Suite de la publication du rapport alarmiste de Human Right Watch qui dénonce le manque de transparence et les manquements dans la gestion des déchets au Liban, le Ministre de l’Environnement Tarek Khatib dément toute nouvelle crise des ordures au Liban.

S’exprimant sur les ondes de l’OTV ce lundi, le ministre a estimé que pour l’heure, les ordures n’envahiront pas nos rues et qu’il n’est inadéquat d’alarmer la population en rapport avec un problème qui n’existe pas, estimant par ailleurs que la situation va dans le bon sens.

Il n’a cependant pas fait mention des problématiques environnementales causées par le stockage des déchets et notamment au niveau des zones maritimes, agricoles ou encore l’existence démontrée par HRW de plusieurs centaines de décharges sauvages. Ce même rapport indiquait que chaque semaine, le feu ravageait 150 décharges provoquant la libération de dioxines dans l’air.

Selon le Ministère de l’Environnement, le Liban compterait 941 décharges dont 617 municipales.

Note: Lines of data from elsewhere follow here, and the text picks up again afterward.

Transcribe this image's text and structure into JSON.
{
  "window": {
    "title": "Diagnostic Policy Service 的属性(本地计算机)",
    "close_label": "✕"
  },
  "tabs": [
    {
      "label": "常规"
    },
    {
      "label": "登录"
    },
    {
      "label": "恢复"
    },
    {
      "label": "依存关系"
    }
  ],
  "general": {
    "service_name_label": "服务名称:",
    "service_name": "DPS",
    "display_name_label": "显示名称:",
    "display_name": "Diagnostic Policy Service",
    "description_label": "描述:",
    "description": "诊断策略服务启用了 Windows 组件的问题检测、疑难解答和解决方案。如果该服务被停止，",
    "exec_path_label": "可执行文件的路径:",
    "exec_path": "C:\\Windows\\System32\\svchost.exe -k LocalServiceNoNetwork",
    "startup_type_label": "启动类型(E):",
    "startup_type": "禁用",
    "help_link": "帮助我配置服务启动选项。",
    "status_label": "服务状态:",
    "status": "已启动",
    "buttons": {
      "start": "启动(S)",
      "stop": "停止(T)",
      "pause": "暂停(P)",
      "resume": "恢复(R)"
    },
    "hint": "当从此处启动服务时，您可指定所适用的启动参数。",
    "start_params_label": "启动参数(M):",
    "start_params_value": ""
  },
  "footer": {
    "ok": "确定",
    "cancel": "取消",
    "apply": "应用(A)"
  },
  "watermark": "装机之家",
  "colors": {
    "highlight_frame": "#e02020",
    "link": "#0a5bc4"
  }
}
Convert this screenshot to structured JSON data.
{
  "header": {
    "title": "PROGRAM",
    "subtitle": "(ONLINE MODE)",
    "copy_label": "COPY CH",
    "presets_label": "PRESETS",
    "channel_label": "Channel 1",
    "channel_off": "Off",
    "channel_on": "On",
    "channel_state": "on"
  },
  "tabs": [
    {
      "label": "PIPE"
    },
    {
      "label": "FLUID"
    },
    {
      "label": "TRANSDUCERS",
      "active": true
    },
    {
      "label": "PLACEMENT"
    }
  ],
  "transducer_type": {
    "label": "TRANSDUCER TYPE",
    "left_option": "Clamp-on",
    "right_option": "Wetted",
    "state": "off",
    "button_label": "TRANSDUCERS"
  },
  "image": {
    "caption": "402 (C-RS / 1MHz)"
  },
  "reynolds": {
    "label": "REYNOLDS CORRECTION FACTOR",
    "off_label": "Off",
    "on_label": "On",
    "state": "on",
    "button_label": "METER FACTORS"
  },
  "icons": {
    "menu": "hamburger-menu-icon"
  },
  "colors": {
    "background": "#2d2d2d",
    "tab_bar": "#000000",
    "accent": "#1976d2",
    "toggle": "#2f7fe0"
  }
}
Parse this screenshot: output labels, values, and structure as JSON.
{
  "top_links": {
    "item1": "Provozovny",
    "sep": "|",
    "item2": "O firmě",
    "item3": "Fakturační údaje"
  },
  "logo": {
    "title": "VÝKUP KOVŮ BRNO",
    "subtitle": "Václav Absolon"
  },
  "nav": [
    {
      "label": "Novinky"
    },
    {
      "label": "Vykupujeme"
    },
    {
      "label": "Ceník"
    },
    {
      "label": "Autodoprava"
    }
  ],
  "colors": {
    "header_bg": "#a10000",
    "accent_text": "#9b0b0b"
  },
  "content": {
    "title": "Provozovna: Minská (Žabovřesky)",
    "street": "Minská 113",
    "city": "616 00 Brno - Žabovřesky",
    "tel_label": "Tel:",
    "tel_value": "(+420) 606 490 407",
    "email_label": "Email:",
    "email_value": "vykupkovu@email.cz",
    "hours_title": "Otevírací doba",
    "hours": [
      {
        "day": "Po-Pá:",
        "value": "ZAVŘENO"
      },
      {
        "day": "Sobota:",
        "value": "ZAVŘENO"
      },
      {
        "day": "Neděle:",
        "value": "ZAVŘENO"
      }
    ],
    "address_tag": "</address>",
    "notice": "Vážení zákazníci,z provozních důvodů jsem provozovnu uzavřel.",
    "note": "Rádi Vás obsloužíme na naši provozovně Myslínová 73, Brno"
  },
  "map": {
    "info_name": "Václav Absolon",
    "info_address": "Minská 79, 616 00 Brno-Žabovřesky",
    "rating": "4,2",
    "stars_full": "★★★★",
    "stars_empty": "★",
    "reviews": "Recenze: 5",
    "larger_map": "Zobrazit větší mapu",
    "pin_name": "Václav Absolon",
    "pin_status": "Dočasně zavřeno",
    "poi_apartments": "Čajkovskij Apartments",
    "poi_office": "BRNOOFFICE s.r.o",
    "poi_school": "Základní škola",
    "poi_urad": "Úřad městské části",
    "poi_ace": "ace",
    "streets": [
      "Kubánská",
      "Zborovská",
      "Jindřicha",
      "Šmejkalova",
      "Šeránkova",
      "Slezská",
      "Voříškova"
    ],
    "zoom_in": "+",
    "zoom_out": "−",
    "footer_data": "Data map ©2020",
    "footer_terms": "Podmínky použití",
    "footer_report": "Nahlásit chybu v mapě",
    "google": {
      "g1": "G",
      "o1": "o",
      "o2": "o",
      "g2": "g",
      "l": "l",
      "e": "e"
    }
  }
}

Pour rappel, le rapport de HRW estimait qu’une nouvelle crise des ordures menaçait la santé de la population libanaise, 77% des ordures étant jetées dans des décharges à ciel ouvert. Cette étude indique que l’inhalation de fumées de combustion des déchets en plein air, provoque, outre l’augmentation des risques de cancers à long terme, des problèmes respiratoires comme la broncho-pneumopathie chronique obstructive, la toux, l’irritation de la gorge et l’asthme. Il s’accompagnait également d’une série de recommandations aux institutions libanaises et de la mise en place d’une politique à long terme de gestion des déchets.

Du déjà vu en 2015

En 2015 déjà, la crise des ordures avait amené à la mobilisation d’une frange de la population, notamment suite à un appel d’offre largement controversé en raison des coûts de ramassage proposés par les compagnies participantes allant de 140 dollars à plus de 200 dollars la tonne. De nombreuses manifestations se sont ainsi déroulées cet été 2015 au centre-ville de Beyrouth.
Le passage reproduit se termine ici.